Michelangelo Antonioni, l'une des dernières grandes figures de l'âge d'or du cinéma italien, aura été le cinéaste de l'incommunicabilité, du mal de vivre, de l'amour impossible.

Avec une vingtaine de films, il a connu la consécration internationale: Lion d'or à La Biennale de Venise en 1964 pour Désert rouge, Palme d'or au Festival de Cannes en 1967 pour Blow Up, Prix spécial du jury à Cannes pour Identification d'une femme en 1982, Oscar à Hollywood pour l'ensemble de sa carrière en 1995 et Lion d'or pour la carrière à Venise en 1997.

Né à Ferrare, dans le nord de l'Italie, le 29 septembre 1912, Antonioni était issu d'une famille bourgeoise et avait fait de brillantes études d'économie à l'Université de Bologne.

Il avait d'abord été critique de cinéma dans une revue locale avant de venir à Rome suivre les cours du Centre expérimental du cinéma et de collaborer à la revue Cinéma, considérés comme des centres de résistance au fascisme.

En 1942 à Paris, il est l'assistant de Marcel Carné qui tourne Les visiteurs du soir. Il devient ensuite le coscénariste de Le retour d'un pilote de Roberto Rossellini.

L'année suivante en 1943, il tourne son premier documentaire Les gens du Pô qui ne sera achevé qu'en 1947. Il attache beaucoup d'importance à ce film qui raconte la dure vie des pêcheurs et des bateliers de ce fleuve et s'inscrit dans la veine du néo-réalisme.

En 1950, il réalise son premier long métrage Chronique d'un amour, l'histoire d'un délit et du remords qui unit puis divise deux amants.

En quelques années, il impose son style, sombre et ascétique: des radiographies de l'être humain, de ses états d'âme, le tout rendu sous une forme intimiste.

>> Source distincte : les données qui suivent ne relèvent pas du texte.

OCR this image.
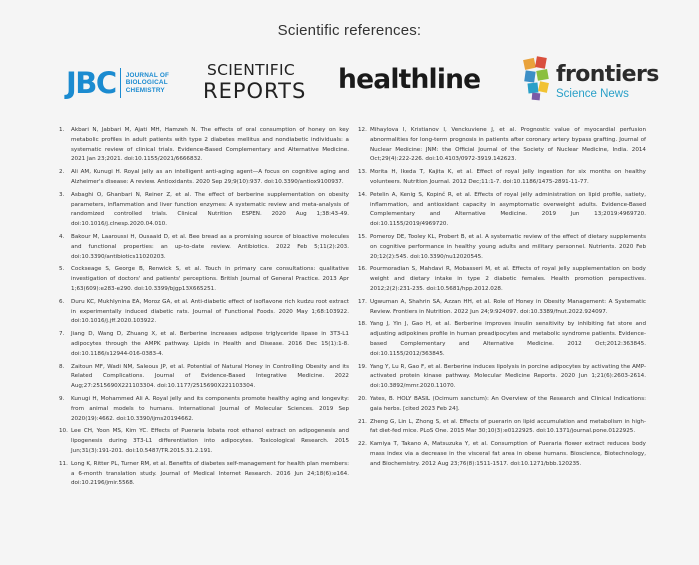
Scientific references:
JBC JOURNAL OF
BIOLOGICAL
CHEMISTRY
SCIENTIFIC
REPORTS healthline	frontiers
Science News
1. Akbari N, Jabbari M, Ajati MH, Hamzeh N. The effects of oral consumption of honey on key metabolic profiles in adult patients with type 2 diabetes mellitus and nondiabetic individuals: a systematic review of clinical trials. Evidence-Based Complementary and Alternative Medicine. 2021 Jan 23;2021. doi:10.1155/2021/6666832.
2. Ali AM, Kunugi H. Royal jelly as an intelligent anti-aging agent—A focus on cognitive aging and Alzheimer's disease: A review. Antioxidants. 2020 Sep 29;9(10):937. doi:10.3390/antiox9100937.
3. Asbaghi O, Ghanbari N, Reiner Z, et al. The effect of berberine supplementation on obesity parameters, inflammation and liver function enzymes: A systematic review and meta-analysis of randomized controlled trials. Clinical Nutrition ESPEN. 2020 Aug 1;38:43-49. doi:10.1016/j.clnesp.2020.04.010.
4. Bakour M, Laaroussi H, Ousaaid D, et al. Bee bread as a promising source of bioactive molecules and functional properties: an up-to-date review. Antibiotics. 2022 Feb 5;11(2):203. doi:10.3390/antibiotics11020203.
5. Cockseage S, George B, Renwick S, et al. Touch in primary care consultations: qualitative investigation of doctors' and patients' perceptions. British Journal of General Practice. 2013 Apr 1;63(609):e283-e290. doi:10.3399/bjgp13X665251.
6. Duru KC, Mukhlynina EA, Moroz GA, et al. Anti-diabetic effect of isoflavone rich kudzu root extract in experimentally induced diabetic rats. Journal of Functional Foods. 2020 May 1;68:103922. doi:10.1016/j.jff.2020.103922.
7. Jiang D, Wang D, Zhuang X, et al. Berberine increases adipose triglyceride lipase in 3T3-L1 adipocytes through the AMPK pathway. Lipids in Health and Disease. 2016 Dec 15(1):1-8. doi:10.1186/s12944-016-0383-4.
8. Zaitoun MF, Wadi NM, Saleous JP, et al. Potential of Natural Honey in Controlling Obesity and its Related Complications. Journal of Evidence-Based Integrative Medicine. 2022 Aug;27:2515690X221103304. doi:10.1177/2515690X221103304.
9. Kunugi H, Mohammed Ali A. Royal jelly and its components promote healthy aging and longevity: from animal models to humans. International Journal of Molecular Sciences. 2019 Sep 2020(19):4662. doi:10.3390/ijms20194662.
10. Lee CH, Yoon MS, Kim YC. Effects of Pueraria lobata root ethanol extract on adipogenesis and lipogenesis during 3T3-L1 differentiation into adipocytes. Toxicological Research. 2015 Jun;31(3):191-201. doi:10.5487/TR.2015.31.2.191.
11. Long K, Ritter PL, Turner RM, et al. Benefits of diabetes self-management for health plan members: a 6-month translation study. Journal of Medical Internet Research. 2016 Jun 24;18(6):e164. doi:10.2196/jmir.5568.
12. Mihaylova I, Kristianov I, Venckuviene J, et al. Prognostic value of myocardial perfusion abnormalities for long-term prognosis in patients after coronary artery bypass grafting. Journal of Nuclear Medicine: JNM: the Official Journal of the Society of Nuclear Medicine, India. 2014 Oct;29(4):222-226. doi:10.4103/0972-3919.142623.
13. Morita H, Ikeda T, Kajita K, et al. Effect of royal jelly ingestion for six months on healthy volunteers. Nutrition Journal. 2012 Dec;11:1-7. doi:10.1186/1475-2891-11-77.
14. Petelin A, Kenig S, Kopinč R, et al. Effects of royal jelly administration on lipid profile, satiety, inflammation, and antioxidant capacity in asymptomatic overweight adults. Evidence-Based Complementary and Alternative Medicine. 2019 Jun 13;2019:4969720. doi:10.1155/2019/4969720.
15. Pomeroy DE, Tooley KL, Probert B, et al. A systematic review of the effect of dietary supplements on cognitive performance in healthy young adults and military personnel. Nutrients. 2020 Feb 20;12(2):545. doi:10.3390/nu12020545.
16. Pourmoradian S, Mahdavi R, Mobasseri M, et al. Effects of royal jelly supplementation on body weight and dietary intake in type 2 diabetic females. Health promotion perspectives. 2012;2(2):231-235. doi:10.5681/hpp.2012.028.
17. Ugwuman A, Shahrin SA, Azzan HH, et al. Role of Honey in Obesity Management: A Systematic Review. Frontiers in Nutrition. 2022 Jun 24;9:924097. doi:10.3389/fnut.2022.924097.
18. Yang J, Yin J, Gao H, et al. Berberine improves insulin sensitivity by inhibiting fat store and adjusting adipokines profile in human preadipocytes and metabolic syndrome patients. Evidence-based Complementary and Alternative Medicine. 2012 Oct;2012:363845. doi:10.1155/2012/363845.
19. Yang Y, Lu R, Gao F, et al. Berberine induces lipolysis in porcine adipocytes by activating the AMP-activated protein kinase pathway. Molecular Medicine Reports. 2020 Jun 1;21(6):2603-2614. doi:10.3892/mmr.2020.11070.
20. Yates, B. HOLY BASIL (Ocimum sanctum): An Overview of the Research and Clinical Indications: gaia herbs. [cited 2023 Feb 24].
21. Zheng G, Lin L, Zhong S, et al. Effects of puerarin on lipid accumulation and metabolism in high-fat diet-fed mice. PLoS One. 2015 Mar 30;10(3):e0122925. doi:10.1371/journal.pone.0122925.
22. Kamiya T, Takano A, Matsuzuka Y, et al. Consumption of Pueraria flower extract reduces body mass index via a decrease in the visceral fat area in obese humans. Bioscience, Biotechnology, and Biochemistry. 2012 Aug 23;76(8):1511-1517. doi:10.1271/bbb.120235.
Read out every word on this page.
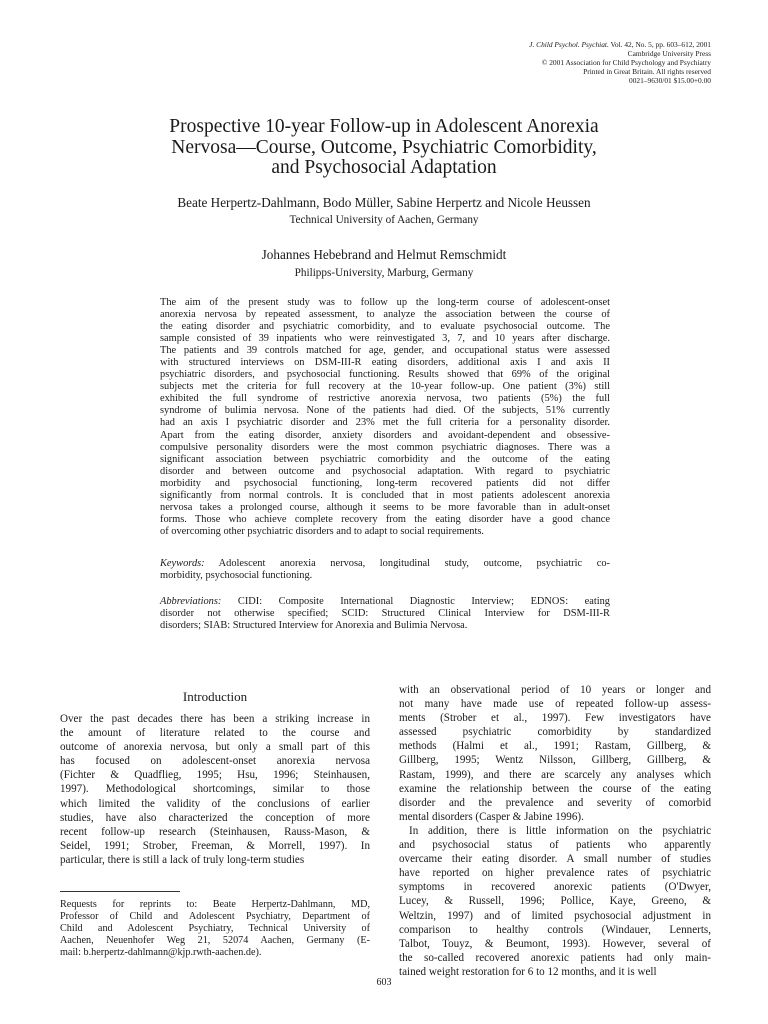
J. Child Psychol. Psychiat. Vol. 42, No. 5, pp. 603–612, 2001
Cambridge University Press
© 2001 Association for Child Psychology and Psychiatry
Printed in Great Britain. All rights reserved
0021–9630/01 $15.00+0.00
Prospective 10-year Follow-up in Adolescent Anorexia
Nervosa—Course, Outcome, Psychiatric Comorbidity,
and Psychosocial Adaptation
Beate Herpertz-Dahlmann, Bodo Müller, Sabine Herpertz and Nicole Heussen
Technical University of Aachen, Germany
Johannes Hebebrand and Helmut Remschmidt
Philipps-University, Marburg, Germany
The aim of the present study was to follow up the long-term course of adolescent-onset
anorexia nervosa by repeated assessment, to analyze the association between the course of
the eating disorder and psychiatric comorbidity, and to evaluate psychosocial outcome. The
sample consisted of 39 inpatients who were reinvestigated 3, 7, and 10 years after discharge.
The patients and 39 controls matched for age, gender, and occupational status were assessed
with structured interviews on DSM-III-R eating disorders, additional axis I and axis II
psychiatric disorders, and psychosocial functioning. Results showed that 69% of the original
subjects met the criteria for full recovery at the 10-year follow-up. One patient (3%) still
exhibited the full syndrome of restrictive anorexia nervosa, two patients (5%) the full
syndrome of bulimia nervosa. None of the patients had died. Of the subjects, 51% currently
had an axis I psychiatric disorder and 23% met the full criteria for a personality disorder.
Apart from the eating disorder, anxiety disorders and avoidant-dependent and obsessive-
compulsive personality disorders were the most common psychiatric diagnoses. There was a
significant association between psychiatric comorbidity and the outcome of the eating
disorder and between outcome and psychosocial adaptation. With regard to psychiatric
morbidity and psychosocial functioning, long-term recovered patients did not differ
significantly from normal controls. It is concluded that in most patients adolescent anorexia
nervosa takes a prolonged course, although it seems to be more favorable than in adult-onset
forms. Those who achieve complete recovery from the eating disorder have a good chance
of overcoming other psychiatric disorders and to adapt to social requirements.
Keywords: Adolescent anorexia nervosa, longitudinal study, outcome, psychiatric co-
morbidity, psychosocial functioning.
Abbreviations: CIDI: Composite International Diagnostic Interview; EDNOS: eating
disorder not otherwise specified; SCID: Structured Clinical Interview for DSM-III-R
disorders; SIAB: Structured Interview for Anorexia and Bulimia Nervosa.
Introduction
Over the past decades there has been a striking increase in
the amount of literature related to the course and
outcome of anorexia nervosa, but only a small part of this
has focused on adolescent-onset anorexia nervosa
(Fichter & Quadflieg, 1995; Hsu, 1996; Steinhausen,
1997). Methodological shortcomings, similar to those
which limited the validity of the conclusions of earlier
studies, have also characterized the conception of more
recent follow-up research (Steinhausen, Rauss-Mason, &
Seidel, 1991; Strober, Freeman, & Morrell, 1997). In
particular, there is still a lack of truly long-term studies
with an observational period of 10 years or longer and
not many have made use of repeated follow-up assess-
ments (Strober et al., 1997). Few investigators have
assessed psychiatric comorbidity by standardized
methods (Halmi et al., 1991; Rastam, Gillberg, &
Gillberg, 1995; Wentz Nilsson, Gillberg, Gillberg, &
Rastam, 1999), and there are scarcely any analyses which
examine the relationship between the course of the eating
disorder and the prevalence and severity of comorbid
mental disorders (Casper & Jabine 1996).
In addition, there is little information on the psychiatric
and psychosocial status of patients who apparently
overcame their eating disorder. A small number of studies
have reported on higher prevalence rates of psychiatric
symptoms in recovered anorexic patients (O'Dwyer,
Lucey, & Russell, 1996; Pollice, Kaye, Greeno, &
Weltzin, 1997) and of limited psychosocial adjustment in
comparison to healthy controls (Windauer, Lennerts,
Talbot, Touyz, & Beumont, 1993). However, several of
the so-called recovered anorexic patients had only main-
tained weight restoration for 6 to 12 months, and it is well
Requests for reprints to: Beate Herpertz-Dahlmann, MD,
Professor of Child and Adolescent Psychiatry, Department of
Child and Adolescent Psychiatry, Technical University of
Aachen, Neuenhofer Weg 21, 52074 Aachen, Germany (E-
mail: b.herpertz-dahlmann@kjp.rwth-aachen.de).
603
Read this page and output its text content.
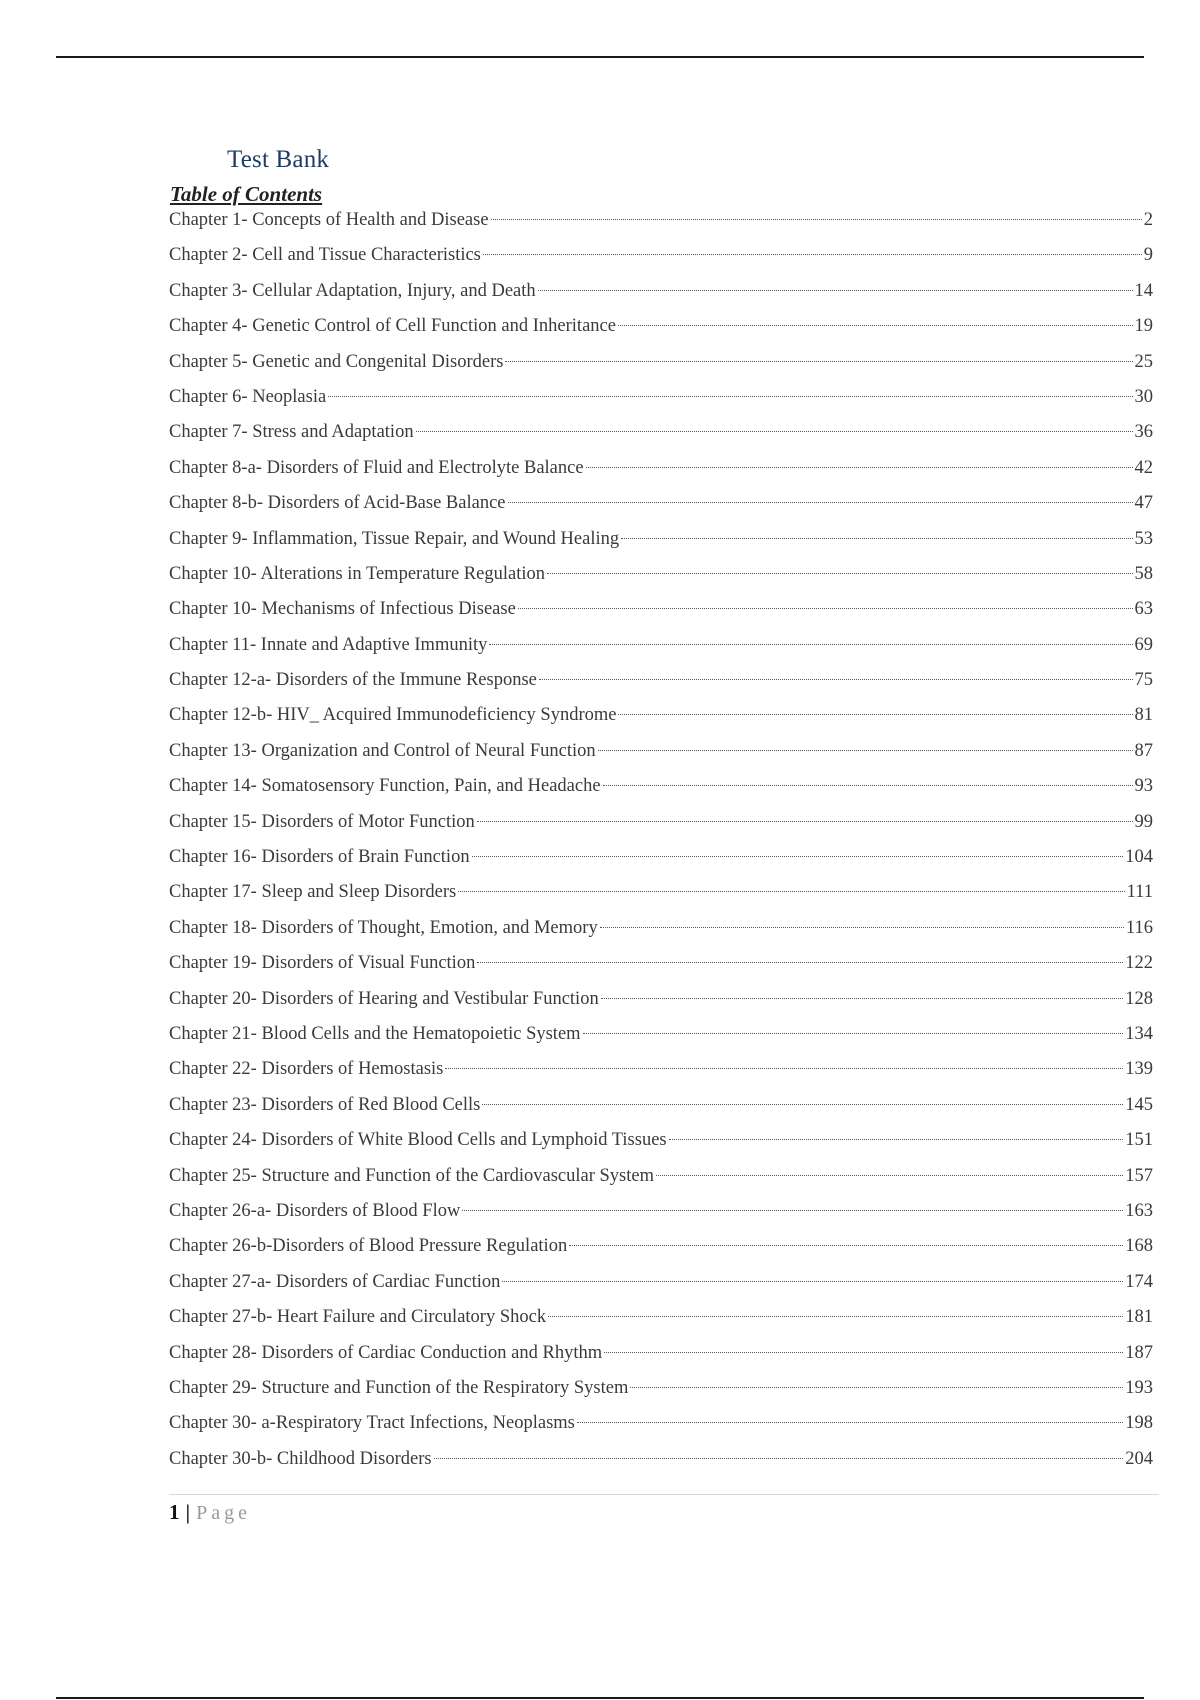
Test Bank
Table of Contents
Chapter 1- Concepts of Health and Disease	2
Chapter 2- Cell and Tissue Characteristics	9
Chapter 3- Cellular Adaptation, Injury, and Death	14
Chapter 4- Genetic Control of Cell Function and Inheritance	19
Chapter 5- Genetic and Congenital Disorders	25
Chapter 6- Neoplasia	30
Chapter 7- Stress and Adaptation	36
Chapter 8-a- Disorders of Fluid and Electrolyte Balance	42
Chapter 8-b- Disorders of Acid-Base Balance	47
Chapter 9- Inflammation, Tissue Repair, and Wound Healing	53
Chapter 10- Alterations in Temperature Regulation	58
Chapter 10- Mechanisms of Infectious Disease	63
Chapter 11- Innate and Adaptive Immunity	69
Chapter 12-a- Disorders of the Immune Response	75
Chapter 12-b- HIV_ Acquired Immunodeficiency Syndrome	81
Chapter 13- Organization and Control of Neural Function	87
Chapter 14- Somatosensory Function, Pain, and Headache	93
Chapter 15- Disorders of Motor Function	99
Chapter 16- Disorders of Brain Function	104
Chapter 17- Sleep and Sleep Disorders	111
Chapter 18- Disorders of Thought, Emotion, and Memory	116
Chapter 19- Disorders of Visual Function	122
Chapter 20- Disorders of Hearing and Vestibular Function	128
Chapter 21- Blood Cells and the Hematopoietic System	134
Chapter 22- Disorders of Hemostasis	139
Chapter 23- Disorders of Red Blood Cells	145
Chapter 24- Disorders of White Blood Cells and Lymphoid Tissues	151
Chapter 25- Structure and Function of the Cardiovascular System	157
Chapter 26-a- Disorders of Blood Flow	163
Chapter 26-b-Disorders of Blood Pressure Regulation	168
Chapter 27-a- Disorders of Cardiac Function	174
Chapter 27-b- Heart Failure and Circulatory Shock	181
Chapter 28- Disorders of Cardiac Conduction and Rhythm	187
Chapter 29- Structure and Function of the Respiratory System	193
Chapter 30- a-Respiratory Tract Infections, Neoplasms	198
Chapter 30-b- Childhood Disorders	204
1 | Page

Il devient le metteur en scène de l'aliénation et de l'incommunicabilité, selon une formule du critique italien Aldo Tassone.

Son style s'affirme dans sa trilogie L'Avventura en 1960, La notte (La nuit, 1961) et L'eclisse (L'éclipse, 1962), interprétée par Monica Vitti, son actrice fétiche, sa compagne et sa muse pendant une dizaine d'années.

L'Avventura est considéré comme la naissance d'un cinéma introspectif. Antonioni a choisi de raconter la difficulté des rapports humains et la fragilité des sentiments.

«Raconter la bourgeoisie à l'époque du néoréalisme n'était pas un choix polémique mais résultait d'un intérêt pour la catégorie sociale que je connaissais le mieux», expliquait-il.

Il atteint la consécration avec Blow Up qui raconte l'histoire d'un photographe de mode qui découvre sur ses clichés qu'il a été témoin d'un assassinat à Londres.

Le public se détourne pourtant peu à peu de ses films, considérés comme difficiles d'accès même s'ils sont parfaitement aboutis sur le plan esthétique.

Il lui faudra plusieurs années pour tourner, en 1975, Profession: reporter avec Jack Nickolson, film qu'il considère comme son oeuvre la plus achevée sur le plan stylistique et politique.

À moitié paralysé par une attaque cérébrale en 1985, Antonioni a pu réaliser son dernier film Al di la delle nuvole (Par-delà les nuages) grâce au cinéaste allemande Wim Wenders, l'un des ses admirateurs.

Wenders a prêté ses mains au maître italien, suivant à la lettre les consignes d'Antonioni transmises par sa femme Enrica Fico, de 40 ans sa cadette.

Antonioni avait reçu l'hommage de tout le cinéma italien lors d'une soirée à Rome pour ses 90 ans, en septembre 2002.

Ces dernières années, Antonioni, très diminué par la maladie, s'était réfugié dans le monde de la couleur, réalisant des collages et des mobiles qui avaient été exposées à Rome en octobre 2006.